Things are pretty difficult in the country and some people are talking about restructuring. Restructuring what? Are you going to redraw the boundaries? The problem we have in the country arises from our approach to governance and this attitude must change if we are to move ahead as a country. The politicians are daring and the citizens are letting them do whatever they like; creating more and more problems. Like Obasanjo once said, politicians use two years to learn the job they are elected to do and after that, they ask for re-election. No time to work. We bureaucrats have no idea what the restructuring agitators are talking about. In other climes, proceeds from oil are used to develop infrastructure but in Nigeria, they are stacked away in soak-away pits. That’s the problem we should be solving. There’s nothing to restructure.
It’s been alleged that political appointees in Nigeria are paid more than their counterparts elsewhere. How true?
The question should actually go to the Clerk who is the Chief Accounting Officer of the National Assembly. He’s in a position to say who gets what. But I am aware that each Senator receives N45 million monthly and that is why the Senate has become an attractive retirement centre for ex-Governors.
There’s a formula for the payment of every political office holder in the country; from the president to the last man and that was why I could say to Obasanjo, “Mr President, I am going to pay you a little less than the Chief Justice of the Federation,” and he was shocked. I explained that whereas his decision as the President can be reversed by the Chief Justice, the decision of the Chief Justice cannot be reversed by the President.
Civil servants have often been described as the engine room of corruption. Is that a fair assessment?
Everybody is entitled to his views. If the civil servant is corrupt, the National Assembly is there to act as a check. Truth is that if the campaign against corruption must be successful, everybody must be involved.
What level of confidence do you repose on the managers of Nigeria’s economy?
Ask me that question as soon as the issue of petroleum subsidy is addressed and the increase in pump price reversed.
There is a noticeable reduction in the prices of some agricultural produce. Isn’t that an indication that the economy is picking up?
Does that sound fair? Overnight, they increased petroleum pump price by N48 and here they are, reducing the prices of commodities gradually.
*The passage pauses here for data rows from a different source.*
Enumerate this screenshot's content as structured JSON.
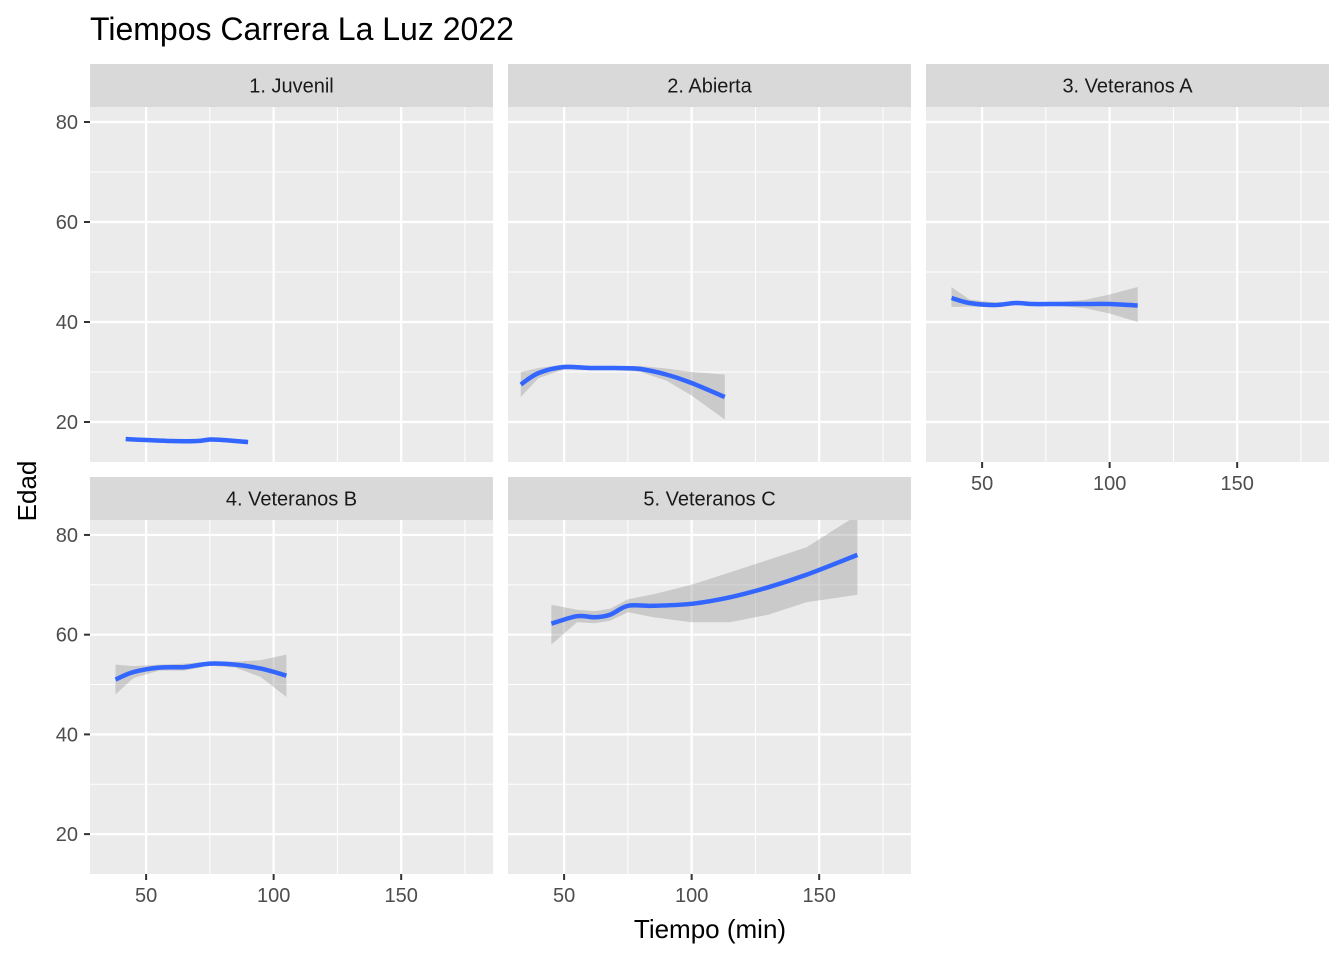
{
  "chart_data": {
    "type": "line",
    "title": "Tiempos Carrera La Luz  2022",
    "xlabel": "Tiempo (min)",
    "ylabel": "Edad",
    "xlim": [
      28,
      186
    ],
    "ylim": [
      12,
      83
    ],
    "x_ticks": [
      50,
      100,
      150
    ],
    "x_tick_labels": [
      "50",
      "100",
      "150"
    ],
    "y_ticks": [
      20,
      40,
      60,
      80
    ],
    "y_tick_labels": [
      "20",
      "40",
      "60",
      "80"
    ],
    "grid": true,
    "line_color": "#3366ff",
    "band_color": "#999999",
    "panel_bg": "#ebebeb",
    "strip_bg": "#d9d9d9",
    "panels": [
      {
        "name": "1. Juvenil",
        "x": [
          42,
          50,
          60,
          70,
          75,
          80,
          90
        ],
        "y": [
          16.6,
          16.4,
          16.2,
          16.2,
          16.5,
          16.4,
          16.0
        ],
        "lower": [
          16.5,
          16.3,
          16.1,
          16.1,
          16.4,
          16.3,
          15.9
        ],
        "upper": [
          16.7,
          16.5,
          16.3,
          16.3,
          16.6,
          16.5,
          16.1
        ]
      },
      {
        "name": "2. Abierta",
        "x": [
          33,
          40,
          50,
          60,
          70,
          80,
          90,
          100,
          113
        ],
        "y": [
          27.5,
          29.8,
          31.0,
          30.8,
          30.8,
          30.6,
          29.5,
          27.8,
          25.0
        ],
        "lower": [
          25.0,
          28.8,
          30.5,
          30.4,
          30.4,
          30.0,
          28.3,
          25.3,
          20.5
        ],
        "upper": [
          30.0,
          30.8,
          31.5,
          31.2,
          31.2,
          31.2,
          30.7,
          30.0,
          29.5
        ]
      },
      {
        "name": "3. Veteranos A",
        "x": [
          38,
          45,
          55,
          63,
          70,
          80,
          90,
          100,
          111
        ],
        "y": [
          44.8,
          43.8,
          43.4,
          43.8,
          43.6,
          43.6,
          43.6,
          43.6,
          43.3
        ],
        "lower": [
          43.0,
          43.1,
          42.9,
          43.4,
          43.3,
          43.2,
          42.8,
          41.7,
          40.0
        ],
        "upper": [
          47.0,
          44.5,
          43.9,
          44.2,
          43.9,
          44.0,
          44.4,
          45.5,
          47.0
        ]
      },
      {
        "name": "4. Veteranos B",
        "x": [
          38,
          45,
          55,
          65,
          75,
          85,
          95,
          105
        ],
        "y": [
          51.0,
          52.5,
          53.4,
          53.5,
          54.2,
          54.0,
          53.2,
          51.8
        ],
        "lower": [
          48.0,
          51.3,
          52.8,
          52.8,
          53.8,
          53.4,
          51.5,
          47.5
        ],
        "upper": [
          54.0,
          53.7,
          54.0,
          54.2,
          54.6,
          54.6,
          54.9,
          56.0
        ]
      },
      {
        "name": "5. Veteranos C",
        "x": [
          45,
          55,
          62,
          68,
          75,
          85,
          100,
          115,
          130,
          145,
          165
        ],
        "y": [
          62.2,
          63.7,
          63.5,
          64.0,
          65.8,
          65.8,
          66.2,
          67.5,
          69.5,
          72.0,
          76.0
        ],
        "lower": [
          58.0,
          62.5,
          62.3,
          62.8,
          64.5,
          63.5,
          62.5,
          62.5,
          64.0,
          66.5,
          68.0
        ],
        "upper": [
          66.0,
          65.0,
          64.7,
          65.2,
          67.1,
          68.1,
          70.0,
          72.5,
          75.0,
          77.5,
          84.0
        ]
      }
    ]
  }
}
Why didn’t they increase the pump price gradually instead of inflicting pains on the ordinary people?
How do you feel about the aborted dreams of the founding fathers of Nigeria?
It does not make any one happy that we are the way we are. Malaysians came here to pick a seed and today they have gone ahead of us. Our industries are closing down and the youths are getting unemployed and there’s Boko Haram and other agitations.
Is there any hope that things will get better someday?
I think it’s getting a little late. The youths are getting different ideas about life; they are not coached in the right direction and so are coming up with their own version of life. They are insisting on quick fixes, for something that should ordinarily take a process to attain. A youth now goes to the market place with an explosive device tied to his waist and someone is somewhere with a remote control ready to detonate it. It is that bad and parental care is lacking. Unless the younger ones have a change of attitude and orientation, with the parents playing their role, things might get harder.